Reading Susan Cain’s Quiet: The Power of Introverts in a World That Can’t Stop Talking helped me find language for this tension. Cain describes how many introverts prefer listening to speaking, think deeply before they share ideas and often do their best work away from constant social stimulation. That description felt familiar. It also reminded me of the colleagues I trusted most in communication: the ones who might not dominate a meeting, but whose comments could shift the direction of a decision, the ones who noticed discomfort in a room before anyone named it, the ones who caught the risk in a sentence that everyone else thought was finished.

Over time, I began to realize that it is more important to be personable than outgoing. Outgoing gets you into a conversation. Personable keeps people coming back to you with the truth. It can be as simple as remembering what someone shared weeks ago and quietly checking in. It looks like letting a difficult silence stretch a moment longer instead of rushing to fill it with reassurances. It feels like admitting you don't have all the answers, but you are willing to sit with the hard questions until they are a bit lighter. These are habits that many introverts practice every day, but also a skill that anyone can hone.

This is not a competition between introverts and extroverts. On the contrary, our field is stronger when different temperaments work together. Extroverts often shine at opening doors, energizing a room and making quick connections.

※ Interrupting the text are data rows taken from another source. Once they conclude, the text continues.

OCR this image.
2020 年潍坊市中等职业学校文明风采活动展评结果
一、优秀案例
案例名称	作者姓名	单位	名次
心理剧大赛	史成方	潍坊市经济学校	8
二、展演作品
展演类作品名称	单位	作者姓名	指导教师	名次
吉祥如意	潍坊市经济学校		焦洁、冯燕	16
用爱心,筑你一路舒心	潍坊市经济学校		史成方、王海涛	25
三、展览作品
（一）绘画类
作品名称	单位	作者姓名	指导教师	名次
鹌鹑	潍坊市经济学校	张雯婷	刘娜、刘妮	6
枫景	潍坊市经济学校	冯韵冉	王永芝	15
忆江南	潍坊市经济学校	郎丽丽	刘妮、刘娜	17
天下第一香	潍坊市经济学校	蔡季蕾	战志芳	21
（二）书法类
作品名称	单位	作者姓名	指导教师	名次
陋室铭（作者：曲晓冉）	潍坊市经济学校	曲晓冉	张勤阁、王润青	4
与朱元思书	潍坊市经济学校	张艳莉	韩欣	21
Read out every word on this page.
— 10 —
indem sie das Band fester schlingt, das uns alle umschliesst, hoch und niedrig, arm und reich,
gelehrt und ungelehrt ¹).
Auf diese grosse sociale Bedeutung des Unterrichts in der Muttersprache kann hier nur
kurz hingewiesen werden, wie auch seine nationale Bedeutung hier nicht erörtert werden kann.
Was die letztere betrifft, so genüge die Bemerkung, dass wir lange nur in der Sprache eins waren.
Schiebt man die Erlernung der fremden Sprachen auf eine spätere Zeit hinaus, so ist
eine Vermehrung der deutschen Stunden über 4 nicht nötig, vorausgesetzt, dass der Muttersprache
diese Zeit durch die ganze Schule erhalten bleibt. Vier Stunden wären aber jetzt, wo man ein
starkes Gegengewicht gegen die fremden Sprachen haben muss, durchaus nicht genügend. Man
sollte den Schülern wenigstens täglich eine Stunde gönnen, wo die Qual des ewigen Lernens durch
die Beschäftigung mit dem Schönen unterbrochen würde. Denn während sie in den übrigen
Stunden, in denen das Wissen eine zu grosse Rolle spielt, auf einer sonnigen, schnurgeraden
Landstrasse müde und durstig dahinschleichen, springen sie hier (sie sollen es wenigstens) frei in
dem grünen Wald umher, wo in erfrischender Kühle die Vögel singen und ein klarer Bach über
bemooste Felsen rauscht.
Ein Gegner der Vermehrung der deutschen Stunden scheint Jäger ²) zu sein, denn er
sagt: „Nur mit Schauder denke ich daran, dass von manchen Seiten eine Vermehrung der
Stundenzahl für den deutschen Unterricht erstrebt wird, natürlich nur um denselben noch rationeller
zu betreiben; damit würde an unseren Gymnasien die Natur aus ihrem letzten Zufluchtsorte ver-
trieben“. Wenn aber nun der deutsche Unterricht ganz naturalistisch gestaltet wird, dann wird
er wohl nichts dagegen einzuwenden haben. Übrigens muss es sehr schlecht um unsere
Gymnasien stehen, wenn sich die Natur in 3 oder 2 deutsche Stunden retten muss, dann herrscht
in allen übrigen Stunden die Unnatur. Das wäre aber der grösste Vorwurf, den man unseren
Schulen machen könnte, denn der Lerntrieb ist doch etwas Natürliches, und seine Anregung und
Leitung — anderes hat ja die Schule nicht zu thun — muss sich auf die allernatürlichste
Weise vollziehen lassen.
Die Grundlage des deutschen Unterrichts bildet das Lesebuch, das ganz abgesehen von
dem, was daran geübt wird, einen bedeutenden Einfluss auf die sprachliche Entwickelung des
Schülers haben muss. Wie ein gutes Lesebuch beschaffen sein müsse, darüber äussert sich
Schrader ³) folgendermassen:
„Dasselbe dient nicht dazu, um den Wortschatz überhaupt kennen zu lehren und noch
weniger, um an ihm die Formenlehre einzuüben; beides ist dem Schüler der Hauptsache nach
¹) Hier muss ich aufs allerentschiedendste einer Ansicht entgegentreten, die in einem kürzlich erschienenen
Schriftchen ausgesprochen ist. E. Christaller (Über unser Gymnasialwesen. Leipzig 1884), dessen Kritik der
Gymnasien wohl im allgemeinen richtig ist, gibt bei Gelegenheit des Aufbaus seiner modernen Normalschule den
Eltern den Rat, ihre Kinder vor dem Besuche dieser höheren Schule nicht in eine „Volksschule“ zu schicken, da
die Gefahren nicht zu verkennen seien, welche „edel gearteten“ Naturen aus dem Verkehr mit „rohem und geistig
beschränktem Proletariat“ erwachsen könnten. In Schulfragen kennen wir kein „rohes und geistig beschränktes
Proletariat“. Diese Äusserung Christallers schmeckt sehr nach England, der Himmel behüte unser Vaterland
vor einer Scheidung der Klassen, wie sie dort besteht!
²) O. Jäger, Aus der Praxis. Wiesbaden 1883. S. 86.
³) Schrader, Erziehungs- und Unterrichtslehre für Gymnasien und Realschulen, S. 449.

Introverts often excel at sustaining trust over time, noticing what is unresolved and returning to conversations that others might leave behind. When the two are in balance, what gets said publicly is more likely to align with what people are actually experiencing privately. The problem is not extroversion. The problem is treating it as the only valid way to communicate.

Our industry loves the image of the charismatic spokesperson, yet reputations are frequently protected by the quieter person who sits in the back, takes detailed notes and thinks several steps ahead. That person might speak less often, but when they do, the room tends to listen because their comments are rooted in observation and listening rather than performance. Having people in communication who are comfortable with silence, reflection and nuance is not a luxury. It is a safeguard.

If I could go back to that panel, I would remind myself that when we insist only extroverts belong in communication, we overlook the quiet work that holds this field together. We forget about the people who read the third report that no one asked for, who listen longer than is comfortable, who rewrite the line that would have sounded clever but landed badly. Communication is not just talking. It is understanding, choosing and sometimes waiting. Introverts are not the exception to this profession. We are part of the reason it works at all.

Introverts do not need permission to belong here. We belong in PR and corporate communication because we bring what this industry claims to value: empathy, depth and the courage to sit with complexity instead of rushing to spin it away. We need environments where listening counts as leadership, where silence is seen as space for thought rather than a problem to fix, and where reflection is treated as a strategic advantage. In a world that cannot stop talking, there is real value in the proFfessionals who are willing to pause, pay attention and then say only what truly needs to be said.

Claire Tsai

Claire Tsai is President of the Public Relations League (NYU’s Chapter of PRSSA) and a contributor to CommPRO. Her work focuses on strategic communication, reputation management and the intersection of leadership, culture and brand influence.